第201話.呪われた森

 1つまた1つと光が消える度に、レーシーの体は痩せ細ってゆく。それは融合された精霊達が核を残して存在は消滅してしまうからで、そこまでしなければレーシーから解放される事はない。そこまでに繋がりは強固で、一度融合されてしまえば逃げる術はない。


 そして、痩せ細った蔦から触覚のようものや殻のようなものが見えてくる。トレント達が消滅した事で、他の融合された者達の存在が表に出始めている。自分の存在より大きなものだけでなく、小さなものからも手当たり次第に吸収し融合し続けた結果なのだろう。

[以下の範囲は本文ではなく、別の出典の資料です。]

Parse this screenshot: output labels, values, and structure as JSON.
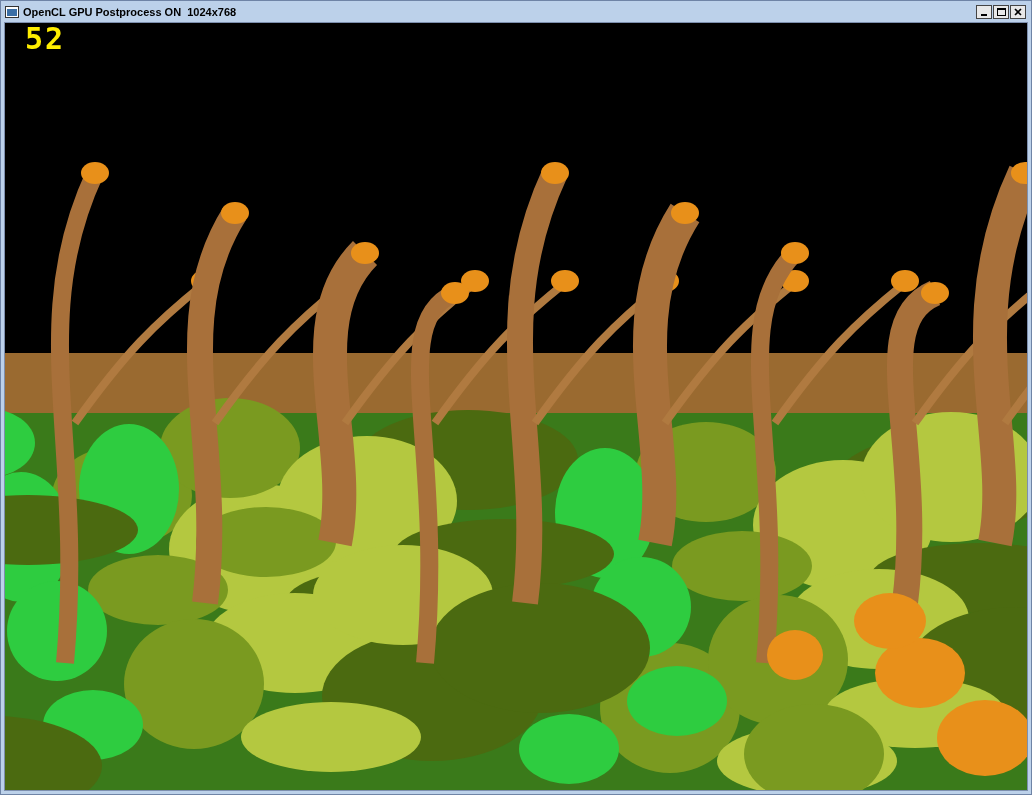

 そして残っている赤く光る目の存在がレーシーの本体になる。隠そうとするが、さらに細くなった蔦では隠すことが出来ない。おまけに蔦は根のように変形して、吸収出来るものを探して動き始める。そうすれば余計に赤い目が露となってしまう。


「ここまで力を失うと、知能もあったもんじゃないな」


『そうね、奪った者の知性がなければ、これがレーシー本来の姿ということなのね』


 頭で分かっていても、体が条件反射で吸収するべきものを探して動いてしまう本能。もう狡猾に策を練り駆け引きをする事も出来ないだろう。こうやって貪欲に吸収と融合を繰り返しても、存在がなくなれば学習し記憶する事なくリセットされていまう。


 見えないように隠そうとして、隠せていない赤い目。これがレーシーの魔石になるのは、聞かなくても分かる。


「カショウ、足元!」


「ああ、分かってるよ!」


 イッショの警告する声に応じて、マジックソードを地面に突き立てると、地面の中からはレーシーから出た根が地中を通って伸びてきている。

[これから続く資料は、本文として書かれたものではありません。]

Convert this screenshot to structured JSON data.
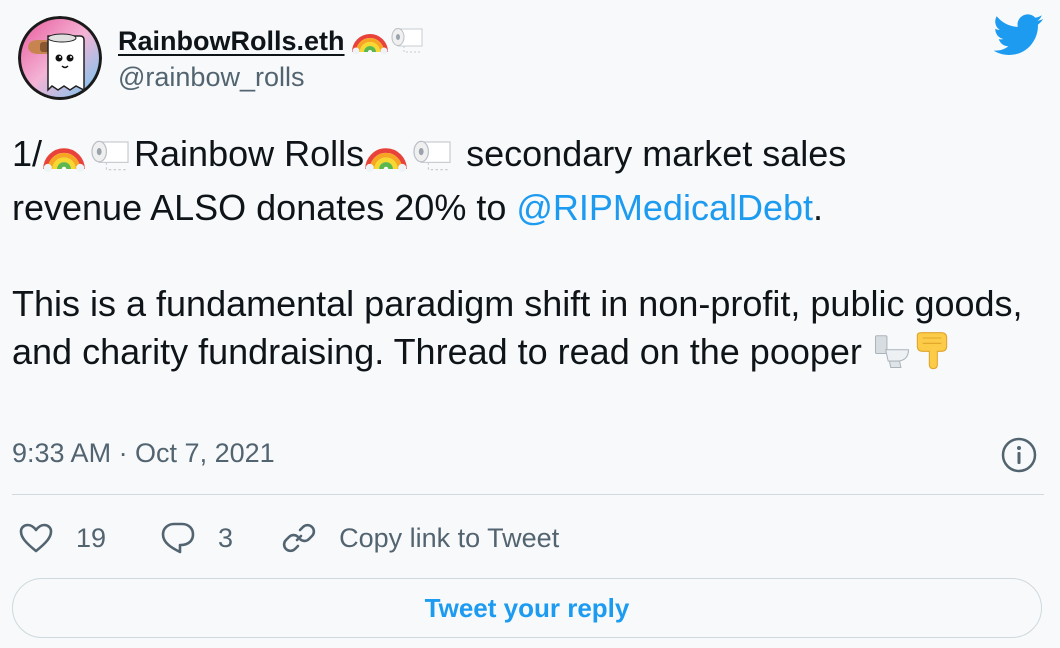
{
  "author": {
    "display_name": "RainbowRolls.eth",
    "handle": "@rainbow_rolls"
  },
  "tweet": {
    "text_prefix": "1/",
    "brand_name": "Rainbow Rolls",
    "line1_suffix": " secondary market sales",
    "line2_before_mention": "revenue ALSO donates 20% to ",
    "mention": "@RIPMedicalDebt",
    "line2_after_mention": ".",
    "para2": "This is a fundamental paradigm shift in non-profit, public goods, and charity fundraising. Thread to read on the pooper "
  },
  "meta": {
    "timestamp": "9:33 AM · Oct 7, 2021"
  },
  "actions": {
    "likes": "19",
    "replies": "3",
    "copy_link_label": "Copy link to Tweet"
  },
  "reply_button_label": "Tweet your reply",
  "colors": {
    "accent": "#1d9bf0",
    "secondary_text": "#536471",
    "border": "#cfd9de",
    "background": "#f7f9fa"
  },
  "icons": {
    "brand": "twitter-bird-icon",
    "like": "heart-outline-icon",
    "reply": "speech-bubble-icon",
    "copy": "link-icon",
    "info": "info-circle-icon",
    "emoji": [
      "rainbow-emoji",
      "toilet-paper-emoji",
      "toilet-emoji",
      "backhand-index-pointing-down-emoji"
    ]
  }
}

 その根はマジックソードで切断されても動き続けて、ましてやマジックソードに絡み付き始める。


「手当たり次第だな。生物かどうかなんて関係ない」


『触れたもの、触れてきたもの全てに絡み付くんでしょうね』


「無属性でもお構い無しだし、吸収するものが無い事も分かってないな」


『放っておいたら、永遠に絡み付いているわよ』


「そこまでは付き合ってやる暇はないし、先にトレントの核を回収しよう」


 クレーターの縁からウネウネと動くレーシーを眺め、完全にトレントの存在が消滅した事を確認する。万が一もあるので、レーシーには安易に近付く事は出来ない。俺達がいなければ、ヘカトンケイルを吸収するまでに成長した危険な存在である事に変わりない。


「全てが揃って1つの存在。改めて名を付ける。名はナルキ、是とするならば契約に応じろ!」


 消滅したあまりにも小さい存在だけに、目に見えた変化は起こらない。しかし、ナルキの存在は力強さを増して、欠けていたものが戻った事を教えてくれる。

 本当の完全体となった姿を見るにはどれだけの時間が必要になるかは分からないが、ナルキにとって欠けていたものが揃うという事に意味があるのだろう。


 そして、マジックソード操作してレーシーの上へと突き立てる。細く弱々しい蔦は簡単に切断され、マジックソードは地面へと突き刺さる。


 樹液のようなものが滲み出してくるが、それと同時に何か音が聞こえる。


 カサカサッ、カサカサッ、カサカサッ


 レーシーの体は何の変化もないが、ただただ不穏な音が聞こえてくる。


「「『ギヤャーーーーッ』」」


 ブロッサとムーア、ガーラの叫び声が響く!


 マジックソードの突き立った場所からは、大量の黒光する虫がカサカサと溢れだしてくる。どこに潜んでいたのかは分からないが、クレーターの中を埋め付くしレーシーの姿を隠してしまう。


 そして混乱は、ブレスレットも影の中も同じで、阿鼻叫喚の大騒ぎとなっている。入ってこれないとは分かっていても、強い拒否反応を示している。

 だから、避難しようとしたムーアとブロッサは、中に入る事が出来ないで慌てふためき混乱がさらに増す。


『「「カショウーーッ!何とかして~」」』


「大丈夫だから、落ち着けって!」


 精霊樹の杖を構えて魔力を流して風を纏うと、それをガーラが止めてくる。


「風魔法は絶対にダメ。周りに飛び散るから!」


『そうね、森の中だけど跡形もなく燃やすしかないわ』


「えっ、いいのか?森の中だぞ?」


『仕方ないわ、これは緊急事態。この森が呪われるかどうかの一大事よ!』


 ムーアに急かされて、クレーターにファイヤーボールを放つが、その瞬間黒光りする虫達が一斉に飛び立つ。